If you’re a tenant, and you’re leasing a condo for $1,800 per month, what would you consider “enough money” to leave four months before your lease is up?
It’s not like the tenant was being thrown out on the street. If he agreed to sign the Form-N11 for early termination of a lease, he would be given 60 days’ notice from March 1st, to vacate the property by April 30th.
So what would you want if you were the tenant?
Well, some people might not want to leave. Some would say, “To hell with you, I don’t need your money,” and stay in the unit.
But would they really?
Would they stay if offered a dollar? How about a thousand dollars? How about ten thousand dollars? How about a hundred thousand dollars?
Everybody has a price, right?
I certainly hope all this doesn’t come off as insincere.

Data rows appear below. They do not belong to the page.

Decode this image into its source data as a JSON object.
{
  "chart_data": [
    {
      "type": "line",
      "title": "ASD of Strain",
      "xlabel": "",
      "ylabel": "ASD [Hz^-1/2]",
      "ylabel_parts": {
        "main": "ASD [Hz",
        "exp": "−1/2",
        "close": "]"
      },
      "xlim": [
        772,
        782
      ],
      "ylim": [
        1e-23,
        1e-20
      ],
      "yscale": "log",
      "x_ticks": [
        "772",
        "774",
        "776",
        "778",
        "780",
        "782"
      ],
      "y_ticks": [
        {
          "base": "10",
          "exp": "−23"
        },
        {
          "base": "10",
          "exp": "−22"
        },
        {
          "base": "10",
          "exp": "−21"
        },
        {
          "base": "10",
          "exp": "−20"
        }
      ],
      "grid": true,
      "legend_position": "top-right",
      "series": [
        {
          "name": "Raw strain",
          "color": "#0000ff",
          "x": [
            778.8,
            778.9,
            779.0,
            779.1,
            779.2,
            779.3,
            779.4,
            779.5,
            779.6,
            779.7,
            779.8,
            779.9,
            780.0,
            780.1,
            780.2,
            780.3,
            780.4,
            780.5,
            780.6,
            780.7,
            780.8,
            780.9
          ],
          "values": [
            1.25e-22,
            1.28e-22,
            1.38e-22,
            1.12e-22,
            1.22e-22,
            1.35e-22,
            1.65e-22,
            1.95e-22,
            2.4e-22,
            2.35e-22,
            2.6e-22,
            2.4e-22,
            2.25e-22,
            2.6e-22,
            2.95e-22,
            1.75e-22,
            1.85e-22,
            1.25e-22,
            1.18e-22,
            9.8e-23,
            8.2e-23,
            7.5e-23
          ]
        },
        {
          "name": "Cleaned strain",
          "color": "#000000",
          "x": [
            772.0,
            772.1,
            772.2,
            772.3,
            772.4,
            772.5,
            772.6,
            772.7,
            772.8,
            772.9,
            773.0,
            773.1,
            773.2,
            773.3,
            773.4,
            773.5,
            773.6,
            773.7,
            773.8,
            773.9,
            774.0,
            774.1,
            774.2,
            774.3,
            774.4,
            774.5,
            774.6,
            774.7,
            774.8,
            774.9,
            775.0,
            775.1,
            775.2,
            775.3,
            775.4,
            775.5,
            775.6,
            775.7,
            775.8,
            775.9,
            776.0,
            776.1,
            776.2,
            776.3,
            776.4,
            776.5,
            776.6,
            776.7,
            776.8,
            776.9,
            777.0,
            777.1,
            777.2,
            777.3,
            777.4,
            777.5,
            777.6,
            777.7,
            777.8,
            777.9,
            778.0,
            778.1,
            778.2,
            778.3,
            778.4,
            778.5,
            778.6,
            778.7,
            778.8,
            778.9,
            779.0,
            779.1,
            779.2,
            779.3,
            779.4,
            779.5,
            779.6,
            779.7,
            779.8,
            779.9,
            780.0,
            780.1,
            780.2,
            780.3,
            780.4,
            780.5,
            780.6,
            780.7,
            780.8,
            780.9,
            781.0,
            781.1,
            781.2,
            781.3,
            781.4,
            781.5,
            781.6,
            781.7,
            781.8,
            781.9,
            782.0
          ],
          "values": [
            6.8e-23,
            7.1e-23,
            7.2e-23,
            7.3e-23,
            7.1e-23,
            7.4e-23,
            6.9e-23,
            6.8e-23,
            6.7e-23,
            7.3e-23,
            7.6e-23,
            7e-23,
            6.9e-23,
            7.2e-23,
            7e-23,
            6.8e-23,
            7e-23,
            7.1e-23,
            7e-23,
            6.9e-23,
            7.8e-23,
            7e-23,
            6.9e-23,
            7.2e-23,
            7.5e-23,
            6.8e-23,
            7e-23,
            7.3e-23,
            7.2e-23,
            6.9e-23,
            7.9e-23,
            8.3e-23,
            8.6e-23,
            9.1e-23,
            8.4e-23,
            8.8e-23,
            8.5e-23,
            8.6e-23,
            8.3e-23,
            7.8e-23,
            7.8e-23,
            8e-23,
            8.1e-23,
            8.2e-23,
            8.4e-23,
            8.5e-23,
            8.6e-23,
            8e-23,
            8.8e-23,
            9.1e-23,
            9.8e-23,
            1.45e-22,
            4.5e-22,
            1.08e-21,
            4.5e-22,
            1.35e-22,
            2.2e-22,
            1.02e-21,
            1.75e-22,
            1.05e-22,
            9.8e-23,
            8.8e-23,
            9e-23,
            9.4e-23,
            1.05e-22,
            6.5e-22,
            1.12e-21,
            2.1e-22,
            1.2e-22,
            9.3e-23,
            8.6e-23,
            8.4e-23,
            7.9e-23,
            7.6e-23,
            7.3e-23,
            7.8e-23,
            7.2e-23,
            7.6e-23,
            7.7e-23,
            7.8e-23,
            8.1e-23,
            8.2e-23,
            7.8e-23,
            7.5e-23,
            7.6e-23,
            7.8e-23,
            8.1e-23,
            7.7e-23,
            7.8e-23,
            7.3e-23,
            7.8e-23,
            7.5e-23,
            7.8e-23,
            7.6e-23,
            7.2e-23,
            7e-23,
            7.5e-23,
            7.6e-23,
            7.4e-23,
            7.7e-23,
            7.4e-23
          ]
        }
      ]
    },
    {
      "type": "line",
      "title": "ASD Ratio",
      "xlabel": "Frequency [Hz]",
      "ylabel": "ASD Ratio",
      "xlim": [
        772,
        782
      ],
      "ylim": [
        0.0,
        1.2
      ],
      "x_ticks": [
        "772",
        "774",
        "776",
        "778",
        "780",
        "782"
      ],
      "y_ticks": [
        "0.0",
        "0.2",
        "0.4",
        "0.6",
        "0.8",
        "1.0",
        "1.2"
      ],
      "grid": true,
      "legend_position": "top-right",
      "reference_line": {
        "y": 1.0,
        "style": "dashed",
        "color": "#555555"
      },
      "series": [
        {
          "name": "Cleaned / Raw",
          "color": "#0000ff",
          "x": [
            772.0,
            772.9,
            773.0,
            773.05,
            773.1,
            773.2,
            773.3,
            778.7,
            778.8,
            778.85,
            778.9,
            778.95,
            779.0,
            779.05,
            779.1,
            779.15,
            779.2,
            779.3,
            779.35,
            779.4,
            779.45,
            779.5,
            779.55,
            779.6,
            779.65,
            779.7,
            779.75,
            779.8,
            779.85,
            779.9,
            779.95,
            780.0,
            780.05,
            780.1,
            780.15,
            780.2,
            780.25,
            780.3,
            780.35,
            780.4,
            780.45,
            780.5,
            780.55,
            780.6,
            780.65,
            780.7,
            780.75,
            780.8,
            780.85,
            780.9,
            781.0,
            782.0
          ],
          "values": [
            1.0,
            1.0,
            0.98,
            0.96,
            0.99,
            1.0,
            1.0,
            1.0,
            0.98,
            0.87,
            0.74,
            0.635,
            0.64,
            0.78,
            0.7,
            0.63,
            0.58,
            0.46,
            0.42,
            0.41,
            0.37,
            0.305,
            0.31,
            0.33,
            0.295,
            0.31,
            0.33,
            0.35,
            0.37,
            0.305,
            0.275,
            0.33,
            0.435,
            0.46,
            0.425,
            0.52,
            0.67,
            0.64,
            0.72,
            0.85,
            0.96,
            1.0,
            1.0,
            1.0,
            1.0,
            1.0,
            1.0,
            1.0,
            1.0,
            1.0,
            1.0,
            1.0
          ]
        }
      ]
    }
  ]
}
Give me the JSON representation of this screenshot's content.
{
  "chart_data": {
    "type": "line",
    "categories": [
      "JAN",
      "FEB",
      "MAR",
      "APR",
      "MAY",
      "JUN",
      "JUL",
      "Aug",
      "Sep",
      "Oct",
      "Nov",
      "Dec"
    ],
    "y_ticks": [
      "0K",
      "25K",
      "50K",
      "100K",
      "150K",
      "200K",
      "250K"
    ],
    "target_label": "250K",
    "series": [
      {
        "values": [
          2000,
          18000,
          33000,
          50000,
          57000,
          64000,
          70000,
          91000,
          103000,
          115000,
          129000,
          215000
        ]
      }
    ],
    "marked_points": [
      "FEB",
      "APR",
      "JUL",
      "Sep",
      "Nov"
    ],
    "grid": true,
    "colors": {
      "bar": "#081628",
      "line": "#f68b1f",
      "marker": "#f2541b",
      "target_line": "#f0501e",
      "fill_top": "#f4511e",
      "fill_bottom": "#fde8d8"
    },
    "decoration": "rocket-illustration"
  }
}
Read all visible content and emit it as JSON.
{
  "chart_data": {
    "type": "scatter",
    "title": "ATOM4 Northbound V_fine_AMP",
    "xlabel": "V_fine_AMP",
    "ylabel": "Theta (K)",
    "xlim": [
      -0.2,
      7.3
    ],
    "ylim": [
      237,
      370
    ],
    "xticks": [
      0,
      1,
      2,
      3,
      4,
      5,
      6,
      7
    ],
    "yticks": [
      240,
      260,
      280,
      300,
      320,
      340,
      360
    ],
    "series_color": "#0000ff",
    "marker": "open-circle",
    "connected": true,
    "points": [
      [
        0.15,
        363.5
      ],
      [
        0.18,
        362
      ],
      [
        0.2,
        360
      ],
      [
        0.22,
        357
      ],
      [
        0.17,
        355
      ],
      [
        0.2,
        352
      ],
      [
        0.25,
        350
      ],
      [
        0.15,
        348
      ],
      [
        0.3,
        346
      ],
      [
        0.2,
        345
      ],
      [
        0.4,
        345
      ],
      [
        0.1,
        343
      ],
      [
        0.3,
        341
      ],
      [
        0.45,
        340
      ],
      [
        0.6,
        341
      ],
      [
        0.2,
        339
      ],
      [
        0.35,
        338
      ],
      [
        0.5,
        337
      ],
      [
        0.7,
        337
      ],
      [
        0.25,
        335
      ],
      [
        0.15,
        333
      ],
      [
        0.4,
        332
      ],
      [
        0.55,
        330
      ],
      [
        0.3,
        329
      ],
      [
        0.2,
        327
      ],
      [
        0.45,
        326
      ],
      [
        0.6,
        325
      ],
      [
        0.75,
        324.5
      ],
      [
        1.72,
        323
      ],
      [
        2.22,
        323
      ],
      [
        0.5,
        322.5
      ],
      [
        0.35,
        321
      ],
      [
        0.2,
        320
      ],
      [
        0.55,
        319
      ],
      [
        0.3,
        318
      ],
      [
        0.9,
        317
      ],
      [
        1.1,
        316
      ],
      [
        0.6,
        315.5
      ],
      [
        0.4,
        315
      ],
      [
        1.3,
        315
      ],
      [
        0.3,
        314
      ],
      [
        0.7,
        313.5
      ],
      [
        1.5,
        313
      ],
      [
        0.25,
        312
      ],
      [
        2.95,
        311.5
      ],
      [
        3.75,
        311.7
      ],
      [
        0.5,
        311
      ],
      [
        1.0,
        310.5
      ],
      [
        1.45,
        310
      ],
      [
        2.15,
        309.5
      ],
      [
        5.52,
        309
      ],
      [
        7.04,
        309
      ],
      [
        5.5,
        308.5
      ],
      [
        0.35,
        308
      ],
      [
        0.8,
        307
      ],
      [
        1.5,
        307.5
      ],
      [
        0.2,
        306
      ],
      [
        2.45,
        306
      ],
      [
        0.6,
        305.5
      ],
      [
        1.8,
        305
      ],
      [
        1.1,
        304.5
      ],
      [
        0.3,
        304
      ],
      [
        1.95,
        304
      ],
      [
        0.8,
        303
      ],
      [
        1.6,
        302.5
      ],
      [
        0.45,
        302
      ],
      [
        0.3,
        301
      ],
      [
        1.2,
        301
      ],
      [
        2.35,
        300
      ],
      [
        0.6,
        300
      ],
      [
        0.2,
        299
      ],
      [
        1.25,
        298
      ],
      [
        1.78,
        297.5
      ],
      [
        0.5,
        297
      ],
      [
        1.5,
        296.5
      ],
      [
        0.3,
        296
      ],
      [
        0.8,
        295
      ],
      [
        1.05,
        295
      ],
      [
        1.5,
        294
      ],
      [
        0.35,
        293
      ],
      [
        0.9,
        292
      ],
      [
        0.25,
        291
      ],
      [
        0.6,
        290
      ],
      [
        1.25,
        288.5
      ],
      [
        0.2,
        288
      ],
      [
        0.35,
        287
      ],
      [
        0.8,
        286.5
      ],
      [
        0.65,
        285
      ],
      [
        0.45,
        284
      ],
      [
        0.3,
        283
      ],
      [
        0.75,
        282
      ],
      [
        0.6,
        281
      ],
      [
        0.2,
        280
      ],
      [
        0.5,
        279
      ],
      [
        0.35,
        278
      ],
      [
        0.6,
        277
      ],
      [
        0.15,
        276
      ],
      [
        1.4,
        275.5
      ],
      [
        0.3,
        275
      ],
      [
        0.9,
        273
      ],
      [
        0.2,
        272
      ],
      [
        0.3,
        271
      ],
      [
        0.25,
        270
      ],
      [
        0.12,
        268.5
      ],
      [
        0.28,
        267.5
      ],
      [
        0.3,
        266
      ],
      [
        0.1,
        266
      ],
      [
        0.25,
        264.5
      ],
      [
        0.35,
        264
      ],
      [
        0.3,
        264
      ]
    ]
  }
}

I realize that tenants have rights, and I respect those rights. But this is business, and if a deal can be reached between two parties, then have at it.
The tenant first responded to the landlord’s request by saying that he wanted $5,000, and to live in the unit for free for the duration of the lease.
He wasn’t stupid, and apparently, he was a great negotiator!
The tenant had given first and last month’s rent as a deposit when he moved in, so the August rent was already paid for. He was essentially asking for three months’ rent for free, and at $1,800, that was a whopping $5,400. Not exactly chump change!
His request was a bit crazy, but perhaps he wanted to know just how bad the landlord wanted him out of the unit, so he could close the deal on May 1st instead of possibly terminating the listing and waiting until the fall. As I said – I don’t see any buyer purchasing the unit and agreeing to a September 1st closing.
Ever two days, the listing agent would call or email me to say, “We’re still working on it,” and our offer actually expired well before we even came close to reaching an agreement.
It was eight or nine days after we made our initial offer that the listing agent called me and said, “I think we have something here.”
The tenant agreed to leave for $7,000 in combined cash and free rent, and the seller/landlord agreed as well.
The tenant signed the Form-N11, and my buyers and the seller signed the Agreement of Purchase & Sale.
I had told them from the start, “This could be really, really drawn-out,” and it was almost two weeks from when we first went in to see the unit to when we had an accepted Agreement, but it was all worth it.
Is it cheesy to say that everybody wins?
The tenant got a whack of cash.
The owner/landlord got his condo sold, and was able to close four months sooner.
And my buyers got the condo they wanted all along.
Cheesy, fine. But you can’t argue that it’s not all true!
A current client of mine wants to see a unit at Market Wharf this Saturday that is on the market for sale, and is tenanted until……wait for it………April 30th, 2016.
Maybe THAT is stretching things a bit.
But if you’re an active buyer, and there’s a unit you have your eye on that is tenanted for several months, don’t automatically dismiss it. There are ways to get vacant possession of a tenanted condo, if the parties involved can work towards it, and agree on fair compensation for all.